How practitioners can use the concept (without overfitting)
You don’t need to rebuild a full academic factor library to benefit from the idea. Here are practical, low-drama ways to apply it:
1) Upgrade your definition of “cheap”
Instead of ranking stocks by book-to-market alone, consider ranking by an economic spread like (ROIC − WACC), then relating it to price/market cap. The goal is not precision to the fourth decimal – it’s reducing category errors (e.g., “cheap” companies that are actually value destroyers).
2) Combine with quality screens thoughtfully
V/M is already tied to economic profitability, but in real portfolios you may want simple guardrails: avoid extreme leverage, watch for one-off accounting spikes, and sanity-check that the “value creation” is repeatable.
3) Keep the process boring
- Use long lookback windows.
- Prefer robust rebalancing (e.g., quarterly or annual).
- Avoid constant tweaking. If you change your recipe every time the market changes, you’re probably just fitting noise.
Important: This post is educational and not investment advice. Real-world implementation involves data cleaning, survivorship-bias controls, transaction costs, constraints, and risk management.
FAQ
Is CME just profitability or investment in disguise?
It’s related – but not identical.

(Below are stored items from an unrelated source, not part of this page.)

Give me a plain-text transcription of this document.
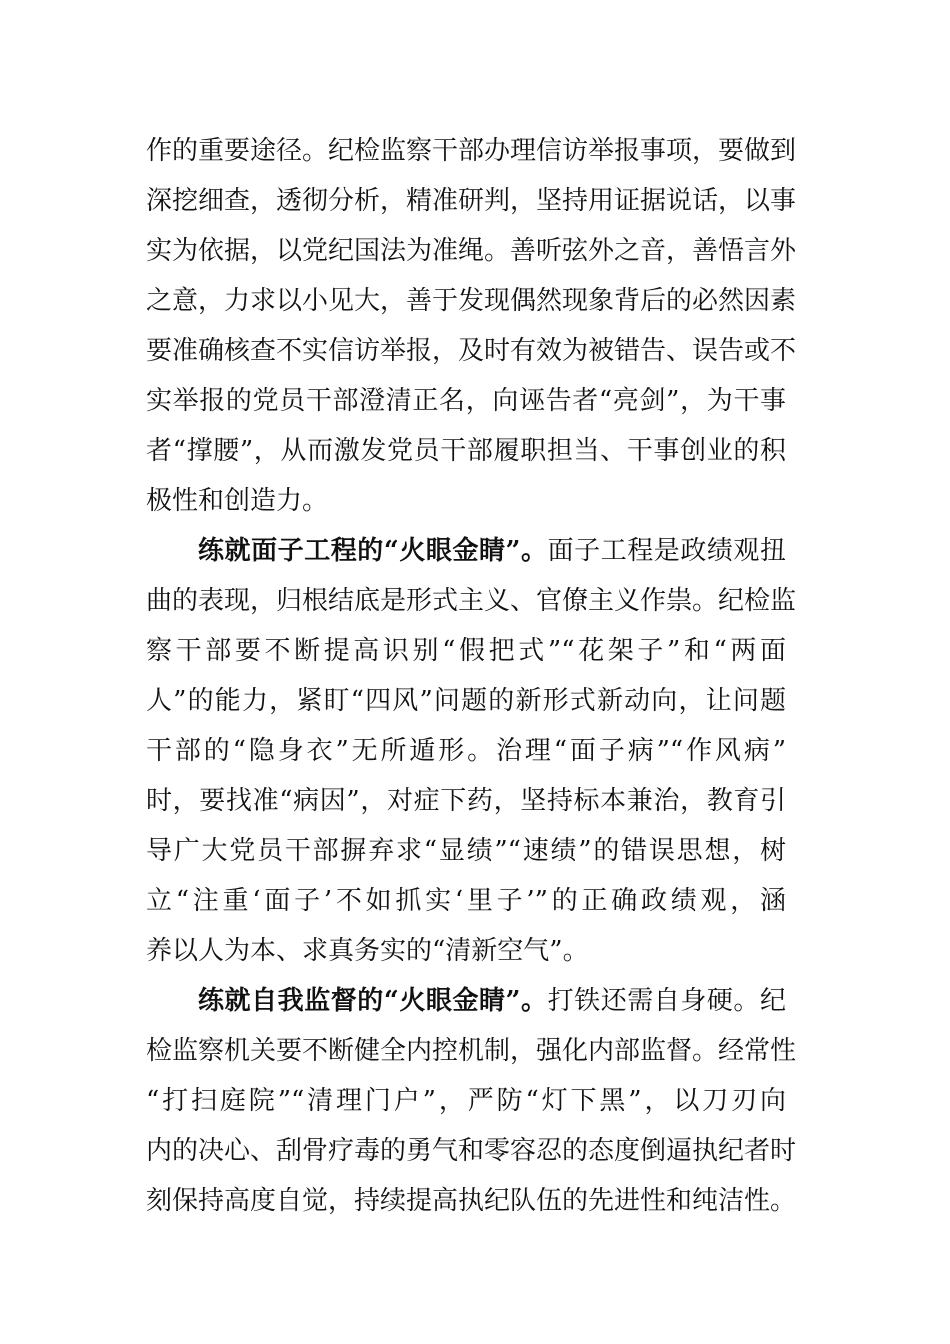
作的重要途径。纪检监察干部办理信访举报事项，要做到
深挖细查，透彻分析，精准研判，坚持用证据说话，以事
实为依据，以党纪国法为准绳。善听弦外之音，善悟言外
之意，力求以小见大，善于发现偶然现象背后的必然因素
要准确核查不实信访举报，及时有效为被错告、误告或不
实举报的党员干部澄清正名，向诬告者“亮剑”，为干事
者“撑腰”，从而激发党员干部履职担当、干事创业的积
极性和创造力。
练就面子工程的“火眼金睛”。面子工程是政绩观扭
曲的表现，归根结底是形式主义、官僚主义作祟。纪检监
察干部要不断提高识别“假把式”“花架子”和“两面
人”的能力，紧盯“四风”问题的新形式新动向，让问题
干部的“隐身衣”无所遁形。治理“面子病”“作风病”
时，要找准“病因”，对症下药，坚持标本兼治，教育引
导广大党员干部摒弃求“显绩”“速绩”的错误思想，树
立“注重‘面子’不如抓实‘里子’”的正确政绩观，涵
养以人为本、求真务实的“清新空气”。
练就自我监督的“火眼金睛”。打铁还需自身硬。纪
检监察机关要不断健全内控机制，强化内部监督。经常性
“打扫庭院”“清理门户”，严防“灯下黑”，以刀刃向
内的决心、刮骨疗毒的勇气和零容忍的态度倒逼执纪者时
刻保持高度自觉，持续提高执纪队伍的先进性和纯洁性。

The point of V/M is that it integrates profitability with the cost of capital and the market’s expectations. In spanning-regression language, the goal is that CME adds something not fully replicated by the other factors.
Does this replace value investing?
Think of it as a better definition of value: not cheap versus book value, but cheap versus economic value creation.
Where can I get factor data to learn the basics?
The easiest starting point is the Kenneth R. French Data Library. It provides the classic factor returns and many portfolio sorts used in academic research.
Further reading
- Fama, Eugene F. & French, Kenneth R. “A five-factor asset pricing model” (JFE). ScienceDirect page.
- Kenneth R. French Data Library (factors, sorted portfolios, documentation). Data library.
- Novy-Marx, Robert. “The other side of value: The gross profitability premium” (JFE). ScienceDirect page; PDF: OSoV.pdf.
- Gibbons, Ross & Shanken (1989) joint test of intercepts (GRS). PDF: Econometrica paper PDF.
Bottom line: If you believe markets price more than accounting ratios, a value signal grounded in economic surplus – value creation relative to market equity – can be a cleaner way to define “cheap” and a compelling complement (or alternative) to traditional value factors.